Lo psicologo Abraham Harold Maslow, nella sua famosa attività di studio sulla cosiddetta “Piramide dei bisogni”, identifica alla base di detta piramide i bisogni fisiologici e, tra i vari, proprio l’alimentazione (Maslow, Motivation and Personality, 1954). Ed accanto ad essa, un'ulteriore esigenza fisiologica, secondo lo studioso, è rappresentata dal sesso e dal suo potere fortemente capace di dare motivazione e sicurezza (confermato dal secondo livello della piramide). Maslow ci dà lo spunto per discutere su uno dei più controversi e, per certi versi piacevoli, vizi del genere umano: la gola.
La gola è un vizio che non finisce mai,
ed è quel vizio che cresce sempre
quanto più l'uomo invecchia.
(Carlo Goldoni, La bottega del caffé, 1750)
L’utilizzo del cibo come oggetto del piacere si perde nei secoli e nella letteratura latina abbiamo esempi dello sfarzo e del diletto legati all’alimentazione, come nelle “Cene di Trimalchione” del Satyricon. Spesso, poi, ci ritroviamo ad affrontare tematiche come i “cibi afrodisiaci” in grado di attivare chissà quali e quante capacità amatorie in uomini e donne. O ancora la cioccolata, come ausilio per il buonuomore e la positività.
Chiariamo subito che tutto l’ambito che si rifà al mangiare risiede in una zona specifica del nostro cervello, il sistema limbico. All’interno di questo, che viene tra l’altro chiamato anche “cervello emozionale”, esistono particolari strutture specificatamente deputate alla fame e alla sazietà, come l’ipotalamo. Emozione e alimentazione, dunque, vanno nell’essere umano fortemente in sintonia e un individuo, che sia in condizione di gioia o in condizione di tristezza, può facilmente arrivare a strumentalizzare ciò che mangia. Il cibo, in altre parole, diventa quello che noi gli attribuiamo come valore e, privandocene o abusandone, è come se volessimo comunicare alla carne una condizione che è presente nella nostra mente. Ecco perché anche nella religione, astenersi dal mangiare equivale ad un atto di purificazione dai desideri della carne.
Freud fu il primo a stabilire una forte connessione tra cibo e sesso, quando parlando di pulsioni, affermò che è insito nella natura umana la volontà di autoconservarsi (S. Freud, Opere, Boringhieri, Torino, 1989).
Ci sono degli studi scientifici che hanno provato la sussistenza di scarsi o addirittura nulle implicazioni sessuali nelle donne anoressiche ed invece forti risvolti erotico-sessuali nelle bulimiche (Waller, Perceived control in eating disorders: relationship with reported sexual abuse, Int J Eat Disord. 1998 Mar;23(2):213-6). Stando a questi studi, sarebbe lecito pensare che chi abusa di cibo, gratificando spesso la propria gola, non solo avrebbe un desiderio sessuale iperattivo, ma questa iperattività mentale si manifesterebbe in vere e proprie compulsioni sessuali.

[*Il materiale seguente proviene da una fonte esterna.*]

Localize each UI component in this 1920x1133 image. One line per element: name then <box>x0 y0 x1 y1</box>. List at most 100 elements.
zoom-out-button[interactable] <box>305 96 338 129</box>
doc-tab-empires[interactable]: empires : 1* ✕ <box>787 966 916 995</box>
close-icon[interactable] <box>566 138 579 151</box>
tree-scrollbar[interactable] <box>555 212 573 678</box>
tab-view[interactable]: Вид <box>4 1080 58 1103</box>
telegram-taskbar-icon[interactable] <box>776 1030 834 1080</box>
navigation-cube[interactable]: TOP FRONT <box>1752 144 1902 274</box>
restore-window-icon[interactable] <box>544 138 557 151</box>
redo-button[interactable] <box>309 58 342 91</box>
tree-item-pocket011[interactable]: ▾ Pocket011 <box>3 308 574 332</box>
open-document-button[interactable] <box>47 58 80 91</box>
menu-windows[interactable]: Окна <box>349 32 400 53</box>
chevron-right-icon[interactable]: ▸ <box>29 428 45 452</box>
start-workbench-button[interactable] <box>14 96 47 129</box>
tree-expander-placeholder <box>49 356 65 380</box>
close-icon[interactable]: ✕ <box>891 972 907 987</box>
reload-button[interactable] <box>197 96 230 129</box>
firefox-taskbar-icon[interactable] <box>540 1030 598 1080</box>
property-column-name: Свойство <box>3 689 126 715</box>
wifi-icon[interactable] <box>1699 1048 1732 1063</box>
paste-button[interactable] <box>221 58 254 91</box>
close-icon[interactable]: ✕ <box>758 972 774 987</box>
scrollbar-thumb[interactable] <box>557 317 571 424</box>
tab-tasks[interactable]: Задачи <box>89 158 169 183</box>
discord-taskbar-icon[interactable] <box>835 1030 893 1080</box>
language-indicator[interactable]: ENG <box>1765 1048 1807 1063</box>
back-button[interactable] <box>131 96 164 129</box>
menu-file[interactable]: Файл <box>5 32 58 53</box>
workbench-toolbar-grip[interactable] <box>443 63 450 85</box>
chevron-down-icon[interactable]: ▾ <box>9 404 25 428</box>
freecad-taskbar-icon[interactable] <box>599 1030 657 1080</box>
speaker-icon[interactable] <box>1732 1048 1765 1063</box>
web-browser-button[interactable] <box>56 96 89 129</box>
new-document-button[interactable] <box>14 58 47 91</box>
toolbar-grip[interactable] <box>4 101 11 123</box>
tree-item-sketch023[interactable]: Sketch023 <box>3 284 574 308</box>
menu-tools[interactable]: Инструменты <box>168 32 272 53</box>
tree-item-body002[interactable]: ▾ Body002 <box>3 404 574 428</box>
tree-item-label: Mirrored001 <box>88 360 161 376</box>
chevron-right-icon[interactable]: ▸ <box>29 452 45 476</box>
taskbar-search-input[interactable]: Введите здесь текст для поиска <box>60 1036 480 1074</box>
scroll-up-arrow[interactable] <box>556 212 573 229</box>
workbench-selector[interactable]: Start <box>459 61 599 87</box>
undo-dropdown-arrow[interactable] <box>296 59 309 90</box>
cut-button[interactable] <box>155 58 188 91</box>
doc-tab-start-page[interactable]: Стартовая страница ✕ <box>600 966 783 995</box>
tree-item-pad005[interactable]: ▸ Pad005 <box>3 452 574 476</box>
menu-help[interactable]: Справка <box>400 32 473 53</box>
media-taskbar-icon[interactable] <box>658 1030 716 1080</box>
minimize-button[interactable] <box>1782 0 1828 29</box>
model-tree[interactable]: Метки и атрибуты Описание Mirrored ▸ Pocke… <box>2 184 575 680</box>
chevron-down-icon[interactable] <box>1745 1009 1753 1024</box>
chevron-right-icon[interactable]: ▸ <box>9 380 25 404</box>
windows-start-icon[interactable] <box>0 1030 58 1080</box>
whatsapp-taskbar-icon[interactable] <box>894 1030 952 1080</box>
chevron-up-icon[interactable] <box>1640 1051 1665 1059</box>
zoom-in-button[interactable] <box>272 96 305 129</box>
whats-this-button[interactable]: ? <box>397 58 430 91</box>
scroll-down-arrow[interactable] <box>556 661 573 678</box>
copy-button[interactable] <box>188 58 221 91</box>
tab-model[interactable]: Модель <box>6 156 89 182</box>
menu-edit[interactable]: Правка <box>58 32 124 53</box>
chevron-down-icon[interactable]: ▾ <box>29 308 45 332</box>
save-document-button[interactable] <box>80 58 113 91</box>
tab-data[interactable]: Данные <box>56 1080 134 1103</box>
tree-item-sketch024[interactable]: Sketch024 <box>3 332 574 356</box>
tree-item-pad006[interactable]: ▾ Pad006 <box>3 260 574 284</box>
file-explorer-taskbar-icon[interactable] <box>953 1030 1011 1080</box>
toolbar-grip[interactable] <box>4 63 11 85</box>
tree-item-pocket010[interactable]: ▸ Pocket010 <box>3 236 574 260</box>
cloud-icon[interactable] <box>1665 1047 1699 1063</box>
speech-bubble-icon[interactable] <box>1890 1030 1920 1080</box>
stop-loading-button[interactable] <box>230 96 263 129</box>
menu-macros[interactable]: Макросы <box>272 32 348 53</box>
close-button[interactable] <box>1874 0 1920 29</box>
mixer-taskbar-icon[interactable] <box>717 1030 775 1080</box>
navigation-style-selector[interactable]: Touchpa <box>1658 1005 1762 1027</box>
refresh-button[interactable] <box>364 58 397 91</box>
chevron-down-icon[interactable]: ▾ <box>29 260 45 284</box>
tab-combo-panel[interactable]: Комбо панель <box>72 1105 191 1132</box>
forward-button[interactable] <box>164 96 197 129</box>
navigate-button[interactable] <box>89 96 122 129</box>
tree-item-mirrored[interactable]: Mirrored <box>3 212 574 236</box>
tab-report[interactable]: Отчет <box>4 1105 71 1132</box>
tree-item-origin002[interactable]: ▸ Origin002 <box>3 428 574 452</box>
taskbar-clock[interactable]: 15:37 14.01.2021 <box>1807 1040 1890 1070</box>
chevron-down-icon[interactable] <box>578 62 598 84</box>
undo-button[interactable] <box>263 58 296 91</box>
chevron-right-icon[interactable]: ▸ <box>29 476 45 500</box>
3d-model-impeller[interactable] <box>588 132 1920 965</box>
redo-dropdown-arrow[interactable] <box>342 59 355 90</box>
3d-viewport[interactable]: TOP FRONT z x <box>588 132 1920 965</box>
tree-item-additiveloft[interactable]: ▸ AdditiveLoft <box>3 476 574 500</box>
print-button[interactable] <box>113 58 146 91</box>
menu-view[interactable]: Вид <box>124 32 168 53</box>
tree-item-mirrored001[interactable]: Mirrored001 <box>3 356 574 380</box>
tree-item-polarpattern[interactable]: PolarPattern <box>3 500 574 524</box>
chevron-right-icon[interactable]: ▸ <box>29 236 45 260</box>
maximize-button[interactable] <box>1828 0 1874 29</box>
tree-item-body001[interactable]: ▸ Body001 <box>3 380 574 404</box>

La gola ha un ulteriore aspetto che è qui lecito affrontare e con il quale spesso si trova a fare i conti: il senso di colpa. Tendenzialmente, chi è beatamente avvolto dal vizio della gola non ha alcuna intenzione di fare i conti con i sensi di colpa perché vive ogni momento conviviale come una gratificazione della mente, del gusto, della vista e, non sbaglieremmo nel dire, di tutti gli organi di senso di cui è stato dotato.
Concludendo, siamo convinti che una persona dovrebbe sempre comprendere se sta utilizzando il cibo come classico elemento atto a nutrire, oppure come sostituto di altre necessità, che possono andare dalla ‘semplice’ affettività, alla sessualità, all’accettazione di sé; domandandosi se queste compensazioni o sublimazioni siano oramai diventate un’abitudine quotidiana e, in tal caso, prendendo provvedimenti, rivolgendosi ad uno specialista.